Many businesses struggle with labour law compliance due to avoidable errors such as:
Delayed policy updates
Improper wage structuring
Lack of employment documentation
Ignoring statutory obligations
Inadequate workplace policies
Failure to conduct compliance audits
Such mistakes can create operational disruptions and increase legal exposure for organizations.
Importance of Legal Guidance for Employers
Given the evolving nature of labour laws, businesses increasingly require legal support to manage compliance effectively.
A specialist labour law firm can assist employers with:
Reviewing employment policies and contracts
Conducting labour law compliance audits
Advising on wage restructuring
Handling employee disputes
Ensuring statutory compliance
Assisting during inspections and legal proceedings
Proactive legal guidance helps businesses minimize risks and maintain compliant workplace practices.
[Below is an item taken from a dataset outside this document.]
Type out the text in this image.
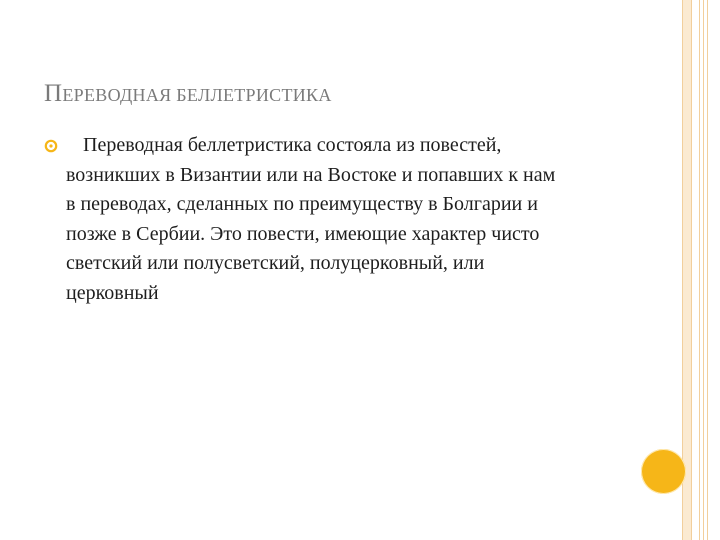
ПЕРЕВОДНАЯ БЕЛЛЕТРИСТИКА
Переводная беллетристика состояла из повестей, возникших в Византии или на Востоке и попавших к нам в переводах, сделанных по преимуществу в Болгарии и позже в Сербии. Это повести, имеющие характер чисто светский или полусветский, полуцерковный, или церковный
Best Practices for Businesses
To effectively manage labour law compliance under the new labour codes, employers should:
Regularly review HR and employment policies
Maintain accurate compliance records
Conduct internal compliance audits
Ensure timely statutory filings
Train HR and management teams on labour law updates
Seek legal advice before implementing major policy changes
Adopting a proactive compliance strategy can help organizations avoid legal complications and operational disruptions.
Anhad Law’s Perspective
The introduction of the new labour codes marks a major shift in India’s employment law framework. While these reforms aim to modernize labour regulations and simplify compliance, they also place greater responsibility on employers to maintain legally compliant workplace practices.
Businesses must adapt to changing regulations by updating employment policies, reviewing payroll structures, strengthening compliance systems, and ensuring proper documentation. A proactive approach towards labour law compliance not only minimizes legal risks but also promotes a transparent and stable work environment.
As labour laws continue to evolve, seeking timely legal guidance can help employers navigate compliance challenges more effectively and support long-term business growth.
Disclaimer: The contents of the above publication are based on interpretation, analysis and understanding of applicable laws and updates in law, within the knowledge of the authors. Readers should take steps to ascertain the current developments, given the everyday changes that may be occurring in India and internationally on the subject covered hereinabove. This is not a legal advice, opinion, analysis, or interpretation. This is an initiative to share developments in the world of law, or as may be relevant for a reader. No reader should act on the basis of any statement made above without seeking professional and upto-date legal advice.